以前どこかのブログで、「技術者はそんなことを気にしてはいけない、面白いと思うことを追求することだけが世界を変える」というような趣旨の文章を拝見したことがあります。確かに、それも一理あると思います。面白いと思うからこそ、昼夜を忘れて没頭できる。そして、その果てにある一瞬の閃きがたまらないエクスタシーの瞬間をもたらしてくれ、技術を進歩させる。素晴らしい体験です。

その結果、原子爆弾が生まれたというのは言いすぎでしょうか。

誤解なきように言っておきますが、もちろんアインシュタイン原子爆弾を意図して作ったなどというつもりは毛頭ありません。ただ、アインシュタインが作り出した理論や技術が、彼の意図しない方に使われ、彼の意図しない結果をもたらしてしまったという事実のみを指摘したいのです。

私は別に人類が知的好奇心の追求を止めるべきとは思っていませんし、むしろ逆に科学の進歩に心ときめかせ、さらにさらに人類が様々なものを作り出すのを楽しみにしています。

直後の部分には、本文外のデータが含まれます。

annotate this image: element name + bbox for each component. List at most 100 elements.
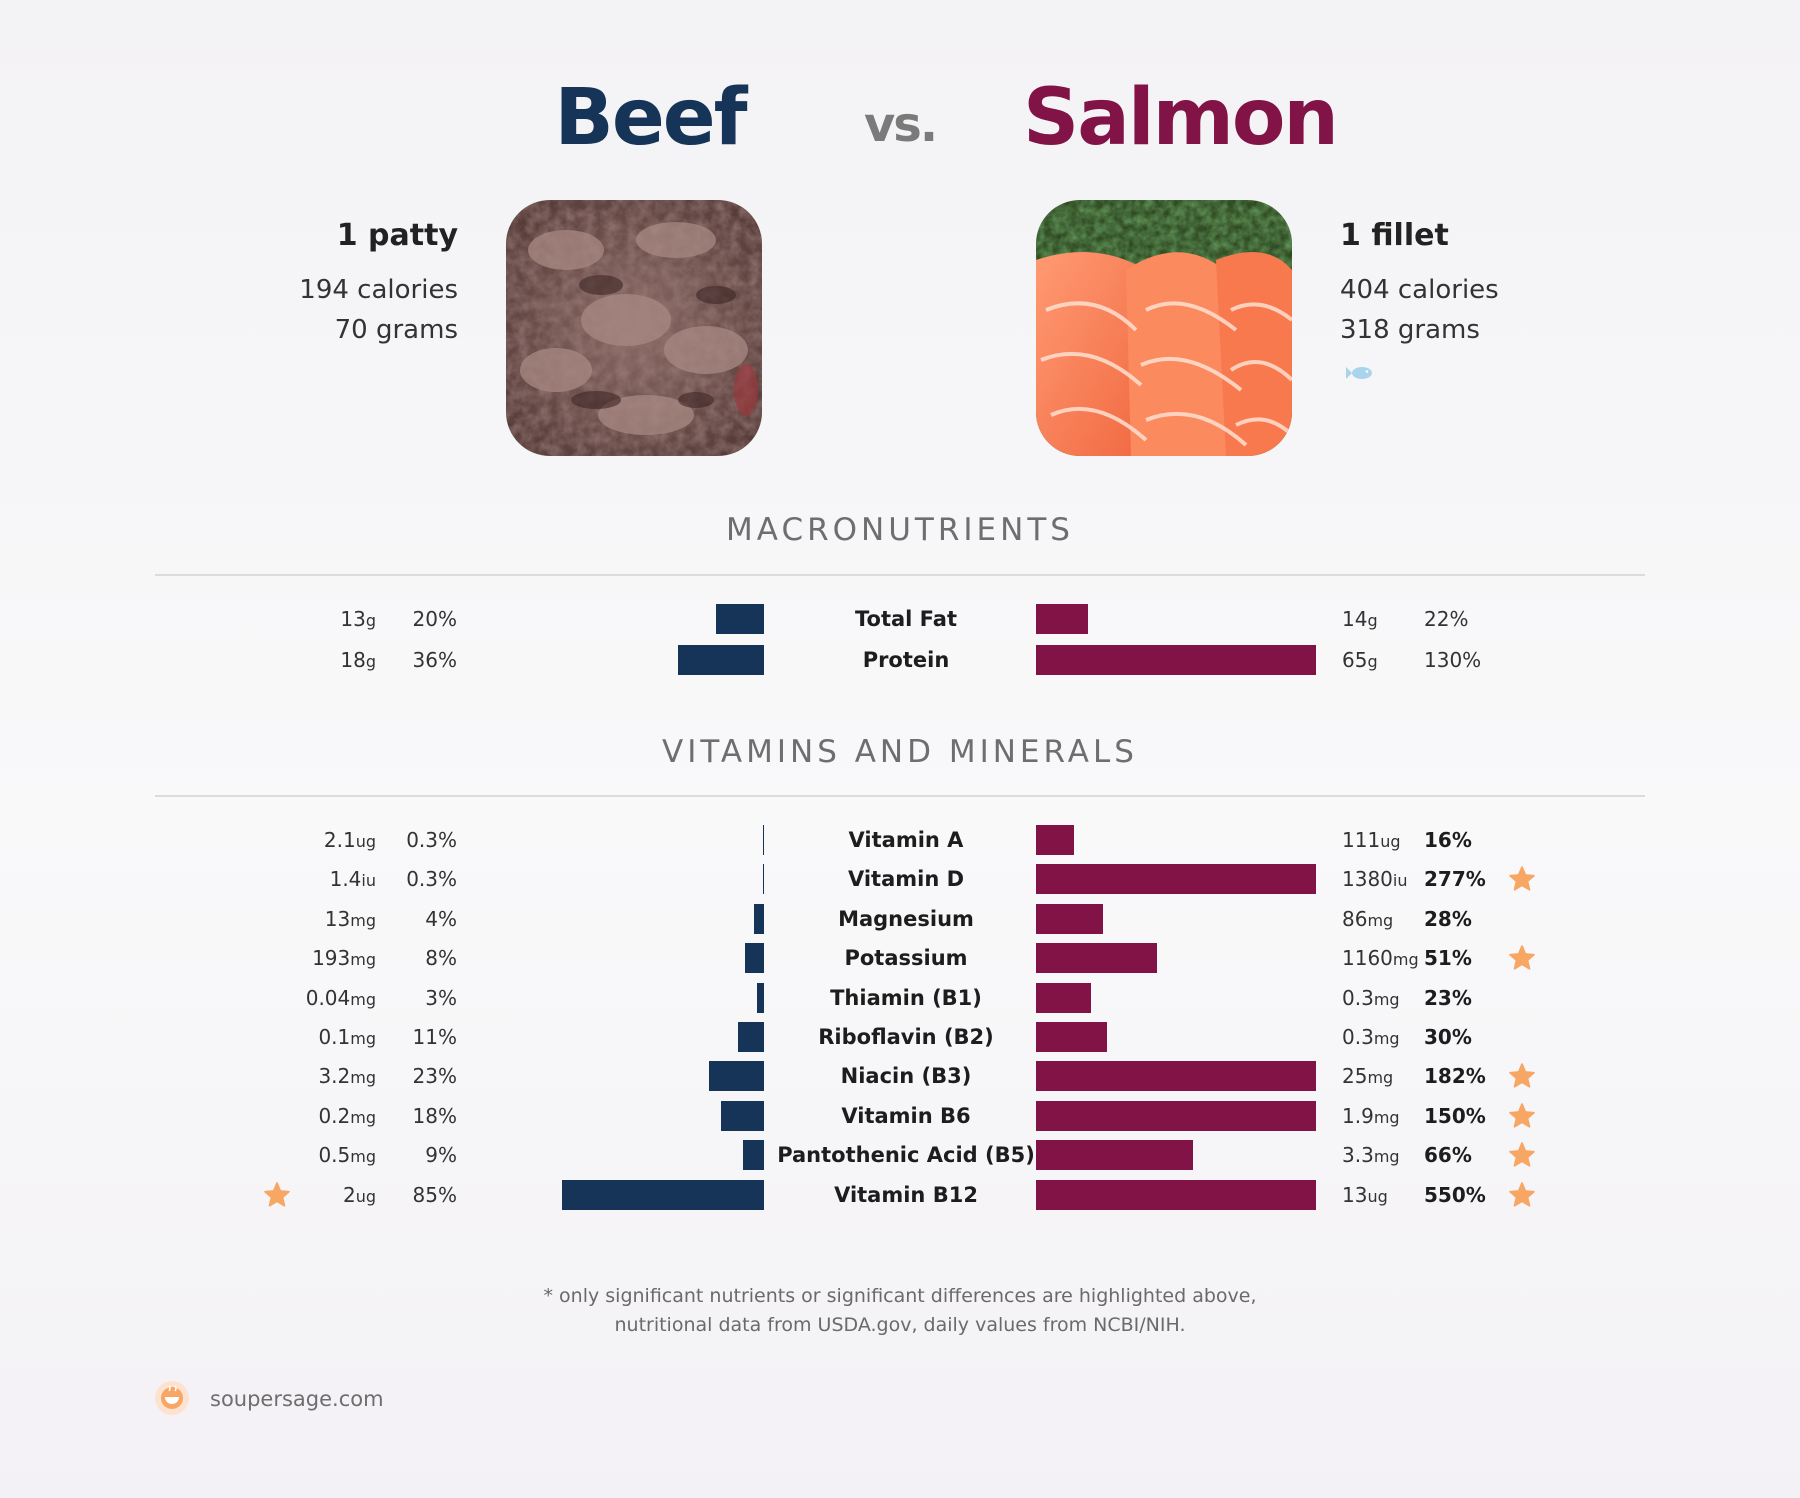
salmon-bar-magnesium [1036,903,1103,934]
salmon-star-icon [1509,1103,1535,1128]
nutrient-label-magnesium: Magnesium [838,906,974,931]
salmon-star-icon [1509,1142,1535,1167]
salmon-amount-unit: mg [1373,989,1400,1009]
beef-amount-protein: 18g [340,644,376,678]
beef-amount-potassium: 193mg [312,942,376,976]
beef-amount-unit: g [365,652,376,671]
salmon-amount-thiamin-b1: 0.3mg [1342,982,1400,1016]
salmon-amount-value: 111 [1342,828,1381,852]
salmon-amount-unit: ug [1367,1186,1388,1206]
food-b-calories: 404 calories [1340,275,1499,305]
beef-amount-value: 13 [340,607,366,631]
beef-percent-total-fat: 20% [412,607,457,631]
brand-name[interactable]: soupersage.com [210,1387,384,1411]
salmon-bar-protein [1036,645,1316,675]
footnote-line-2: nutritional data from USDA.gov, daily va… [614,1314,1186,1336]
beef-percent-pantothenic-acid-b5: 9% [425,1143,457,1168]
vitamins-divider [155,795,1645,797]
salmon-bar-pantothenic-acid-b5 [1036,1140,1194,1171]
salmon-fillet-photo [1036,200,1292,456]
beef-amount-unit: mg [350,1147,376,1167]
food-a-grams: 70 grams [334,315,458,345]
salmon-amount-value: 1380 [1342,867,1393,892]
beef-bar-vitamin-d [763,864,764,895]
salmon-bar-vitamin-b6 [1036,1100,1316,1131]
salmon-bar-riboflavin-b2 [1036,1022,1108,1052]
beef-percent-protein: 36% [412,648,457,672]
salmon-star-icon [1509,945,1535,970]
salmon-amount-value: 0.3 [1342,1025,1374,1049]
salmon-percent-vitamin-d: 277% [1424,867,1486,892]
beef-amount-value: 0.2 [318,1103,351,1128]
beef-amount-value: 18 [340,648,366,672]
beef-amount-vitamin-b12: 2ug [343,1179,376,1213]
salmon-percent-pantothenic-acid-b5: 66% [1424,1143,1472,1168]
salmon-amount-value: 1.9 [1342,1103,1374,1128]
salmon-bar-vitamin-d [1036,864,1316,895]
salmon-amount-unit: mg [1373,1147,1400,1167]
beef-percent-niacin-b3: 23% [412,1064,457,1089]
beef-percent-thiamin-b1: 3% [425,985,457,1010]
salmon-amount-value: 1160 [1342,946,1393,971]
salmon-star-icon [1509,1181,1535,1207]
fish-icon [1346,364,1374,382]
nutrient-label-vitamin-b6: Vitamin B6 [841,1103,971,1128]
salmon-amount-unit: g [1367,652,1378,671]
nutrient-label-niacin-b3: Niacin (B3) [840,1064,972,1089]
salmon-percent-thiamin-b1: 23% [1424,985,1472,1010]
beef-bar-riboflavin-b2 [737,1022,764,1052]
beef-bar-potassium [744,943,764,974]
salmon-percent-magnesium: 28% [1424,906,1472,931]
salmon-amount-unit: iu [1392,871,1408,891]
nutrient-label-potassium: Potassium [844,946,968,971]
beef-bar-niacin-b3 [709,1061,764,1092]
beef-amount-value: 193 [312,946,351,971]
beef-amount-value: 0.1 [318,1025,351,1049]
beef-bar-magnesium [754,903,764,934]
salmon-amount-value: 86 [1342,906,1368,931]
salmon-amount-value: 3.3 [1342,1143,1374,1168]
beef-amount-riboflavin-b2: 0.1mg [318,1021,376,1055]
beef-amount-unit: ug [355,832,376,851]
salmon-bar-potassium [1036,943,1158,974]
salmon-amount-unit: ug [1380,832,1401,851]
beef-bar-total-fat [716,604,764,634]
salmon-amount-value: 65 [1342,648,1368,672]
salmon-amount-vitamin-a: 111ug [1342,824,1400,858]
beef-amount-value: 2.1 [323,828,356,852]
salmon-bar-vitamin-a [1036,825,1075,855]
beef-amount-unit: mg [350,910,376,930]
salmon-amount-total-fat: 14g [1342,603,1378,637]
nutrient-label-riboflavin-b2: Riboflavin (B2) [818,1025,994,1049]
ground-beef-photo [506,200,762,456]
nutrient-label-protein: Protein [862,648,950,672]
beef-amount-unit: mg [350,950,376,970]
salmon-amount-unit: mg [1373,1029,1400,1048]
food-b-title: Salmon [1023,73,1339,163]
beef-amount-unit: mg [350,1107,376,1127]
beef-amount-value: 0.04 [305,985,351,1010]
beef-amount-value: 1.4 [329,867,362,892]
salmon-amount-unit: mg [1373,1107,1400,1127]
salmon-amount-unit: mg [1367,1068,1394,1088]
beef-amount-total-fat: 13g [340,603,376,637]
beef-amount-unit: mg [350,1068,376,1088]
nutrient-label-thiamin-b1: Thiamin (B1) [830,985,982,1010]
beef-amount-pantothenic-acid-b5: 0.5mg [318,1139,376,1173]
salmon-amount-value: 25 [1342,1064,1368,1089]
beef-amount-niacin-b3: 3.2mg [318,1060,376,1094]
beef-amount-unit: mg [350,989,376,1009]
soupersage-logo-icon[interactable] [154,1380,190,1416]
beef-bar-vitamin-b6 [721,1100,764,1131]
beef-percent-vitamin-b12: 85% [412,1182,457,1207]
beef-amount-vitamin-d: 1.4iu [330,863,376,897]
vitamins-heading: VITAMINS AND MINERALS [662,734,1138,770]
food-a-serving: 1 patty [336,218,458,253]
salmon-star-icon [1509,1063,1535,1088]
beef-percent-vitamin-a: 0.3% [406,828,457,852]
macronutrients-heading: MACRONUTRIENTS [726,512,1074,548]
salmon-amount-magnesium: 86mg [1342,903,1393,937]
salmon-amount-value: 13 [1342,1182,1368,1207]
beef-amount-thiamin-b1: 0.04mg [306,982,376,1016]
beef-amount-unit: iu [361,871,376,891]
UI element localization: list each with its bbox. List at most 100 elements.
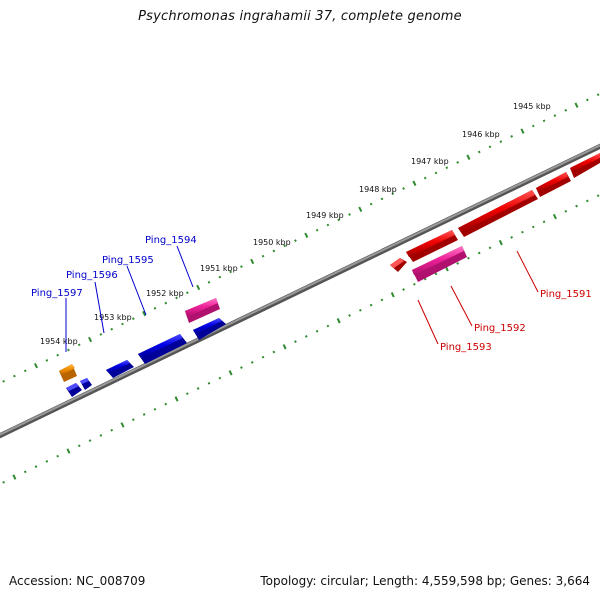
minor-tick	[586, 98, 589, 102]
genome-backbone-highlight	[0, 144, 600, 436]
gene-feature-small-red[interactable]	[390, 258, 407, 272]
minor-tick	[402, 288, 405, 291]
label-leader	[126, 265, 147, 316]
minor-tick	[434, 272, 438, 276]
major-tick	[120, 422, 125, 428]
minor-tick	[510, 236, 513, 239]
minor-tick	[207, 381, 211, 385]
minor-tick	[531, 225, 535, 229]
minor-tick	[294, 239, 297, 242]
minor-tick	[186, 392, 189, 396]
minor-tick	[164, 301, 168, 305]
gene-labels: Ping_1597 Ping_1596 Ping_1595 Ping_1594 …	[31, 235, 592, 353]
minor-tick	[423, 277, 427, 281]
minor-tick	[77, 343, 81, 347]
minor-tick	[153, 306, 157, 310]
minor-tick	[488, 145, 492, 149]
minor-tick	[175, 296, 178, 300]
major-tick	[574, 102, 579, 108]
minor-tick	[477, 251, 481, 255]
ruler-label: 1953 kbp	[94, 313, 132, 322]
minor-tick	[99, 333, 103, 336]
outer-ruler-ticks	[2, 93, 600, 383]
minor-tick	[13, 374, 16, 378]
minor-tick	[56, 353, 59, 357]
gene-feature-ping-1592[interactable]	[412, 246, 467, 282]
major-tick	[88, 336, 93, 343]
gene-feature-ping-1593[interactable]	[406, 230, 458, 262]
gene-label-ping-1597[interactable]: Ping_1597	[31, 288, 83, 299]
gene-label-ping-1596[interactable]: Ping_1596	[66, 270, 118, 281]
minor-tick	[596, 93, 600, 97]
gene-feature-cds-1594b[interactable]	[193, 318, 226, 340]
minor-tick	[315, 329, 319, 333]
gene-label-ping-1593[interactable]: Ping_1593	[440, 342, 492, 353]
ruler-label: 1952 kbp	[146, 289, 184, 298]
minor-tick	[283, 244, 286, 248]
major-tick	[282, 344, 287, 350]
genome-title: Psychromonas ingrahamii 37, complete gen…	[138, 9, 462, 24]
minor-tick	[240, 265, 243, 268]
gene-feature-ping-1594[interactable]	[185, 298, 220, 323]
major-tick	[142, 310, 147, 317]
inner-ruler-ticks	[2, 194, 600, 484]
minor-tick	[88, 439, 92, 442]
gene-feature-ping-1597[interactable]	[59, 364, 77, 382]
minor-tick	[348, 213, 351, 216]
minor-tick	[56, 454, 59, 458]
minor-tick	[315, 228, 319, 232]
minor-tick	[369, 303, 373, 307]
reverse-strand-features	[390, 153, 600, 282]
gene-label-ping-1592[interactable]: Ping_1592	[474, 323, 526, 334]
minor-tick	[272, 350, 276, 354]
minor-tick	[2, 379, 5, 383]
minor-tick	[240, 366, 243, 369]
minor-tick	[261, 254, 265, 258]
minor-tick	[510, 135, 513, 138]
ruler-label: 1948 kbp	[359, 185, 397, 194]
gene-feature-ping-1596[interactable]	[106, 360, 134, 378]
minor-tick	[542, 119, 546, 123]
gene-label-ping-1594[interactable]: Ping_1594	[145, 235, 197, 246]
minor-tick	[521, 230, 524, 234]
minor-tick	[186, 291, 189, 295]
gene-feature-ping-1591[interactable]	[458, 153, 600, 237]
minor-tick	[304, 335, 308, 338]
minor-tick	[380, 298, 384, 302]
label-leader	[417, 299, 439, 345]
minor-tick	[531, 124, 535, 128]
minor-tick	[229, 270, 232, 274]
minor-tick	[380, 197, 384, 201]
major-tick	[66, 448, 71, 454]
minor-tick	[34, 465, 38, 468]
minor-tick	[467, 256, 470, 260]
minor-tick	[348, 314, 351, 317]
gene-feature-ping-1595[interactable]	[138, 334, 187, 364]
minor-tick	[499, 140, 503, 143]
minor-tick	[337, 218, 341, 222]
major-tick	[12, 474, 17, 480]
minor-tick	[369, 202, 373, 206]
minor-tick	[391, 192, 395, 196]
gene-feature-small-cds[interactable]	[66, 378, 92, 397]
minor-tick	[553, 114, 557, 117]
major-tick	[358, 206, 363, 213]
minor-tick	[67, 348, 70, 352]
gene-label-ping-1591[interactable]: Ping_1591	[540, 289, 592, 300]
major-tick	[304, 232, 309, 239]
ruler-label: 1947 kbp	[411, 157, 449, 166]
ruler-labels: 1945 kbp 1946 kbp 1947 kbp 1948 kbp 1949…	[40, 102, 551, 346]
minor-tick	[564, 209, 568, 213]
minor-tick	[575, 204, 578, 208]
gene-label-ping-1595[interactable]: Ping_1595	[102, 255, 154, 266]
ruler-label: 1954 kbp	[40, 337, 78, 346]
minor-tick	[423, 176, 427, 180]
minor-tick	[456, 161, 459, 164]
label-leader	[94, 281, 105, 334]
minor-tick	[542, 220, 546, 224]
minor-tick	[488, 246, 492, 250]
forward-strand-features	[59, 298, 226, 397]
minor-tick	[45, 460, 49, 463]
minor-tick	[77, 444, 81, 448]
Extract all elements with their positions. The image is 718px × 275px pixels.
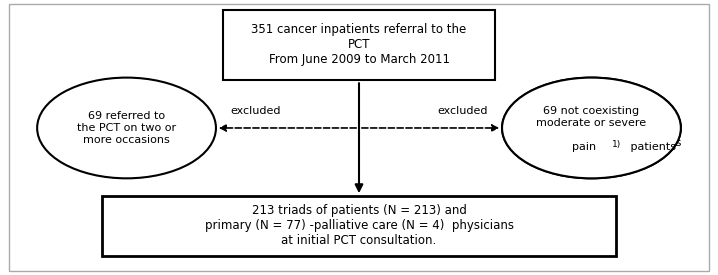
Text: excluded: excluded bbox=[230, 106, 281, 116]
Ellipse shape bbox=[37, 78, 216, 178]
Text: patients: patients bbox=[628, 142, 676, 152]
Text: 69 not coexisting
moderate or severe: 69 not coexisting moderate or severe bbox=[536, 106, 646, 128]
Text: 1) patients: 1) patients bbox=[622, 138, 682, 148]
Ellipse shape bbox=[502, 78, 681, 178]
Text: 69 referred to
the PCT on two or
more occasions: 69 referred to the PCT on two or more oc… bbox=[77, 111, 176, 145]
Text: 69 not coexisting
moderate or severe
pain: 69 not coexisting moderate or severe pai… bbox=[536, 111, 646, 145]
FancyBboxPatch shape bbox=[9, 4, 709, 271]
Ellipse shape bbox=[502, 78, 681, 178]
Text: pain: pain bbox=[572, 142, 597, 152]
FancyBboxPatch shape bbox=[223, 10, 495, 80]
Text: 1): 1) bbox=[612, 140, 621, 149]
Text: 351 cancer inpatients referral to the
PCT
From June 2009 to March 2011: 351 cancer inpatients referral to the PC… bbox=[251, 23, 467, 67]
FancyBboxPatch shape bbox=[101, 196, 617, 256]
Text: excluded: excluded bbox=[437, 106, 488, 116]
Text: 213 triads of patients (N = 213) and
primary (N = 77) -palliative care (N = 4)  : 213 triads of patients (N = 213) and pri… bbox=[205, 205, 513, 248]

私が言いたいのは、技術者であろうと科学者であろうと、自分自身が為したことの、人類に対する責任があるということです。人類という言葉が大きすぎれば、社会と言い換えてもいいかもしれません。楽しいことを行うのも、面白いことを追求するのも、とても素晴らしいことです。ですが、「後は知らん勝手にしてくれ」というのは、あまりにも傲慢ではないでしょうか。

だからこそ、私は技術や科学に対して、世界をどうしたいかというビジョンがなければならないと思うのです。そして、その方向に世界を導こうとする力と意志も。別にそれが技術者や科学者である必要はないと思いますが、少なくともそれを生み出した者として、信頼できる誰かに託すなり、相談するなり、秘匿するなり、何らかのマネージをして欲しいと思うのです。

ネガティブな話ばかりになってしまいましたが、ポジティブな面でも同じです。未踏ソフトウェアで素晴らしい、面白い技術が生まれたとしても、それが具体的に社会にとってどんな意義があるのかを問わなければ、本当に意味のある投資にはならないと思います。

技術者であれ科学者であれ、私は特権階級であってはならないと思います。そうではない人と同じように社会への責任を負い、同じように人類への責任を負っています。経営も同じですが、社会に大きなインパクトを与える可能性がある人ほど、それを日々意識しなければならないのではないでしょうか。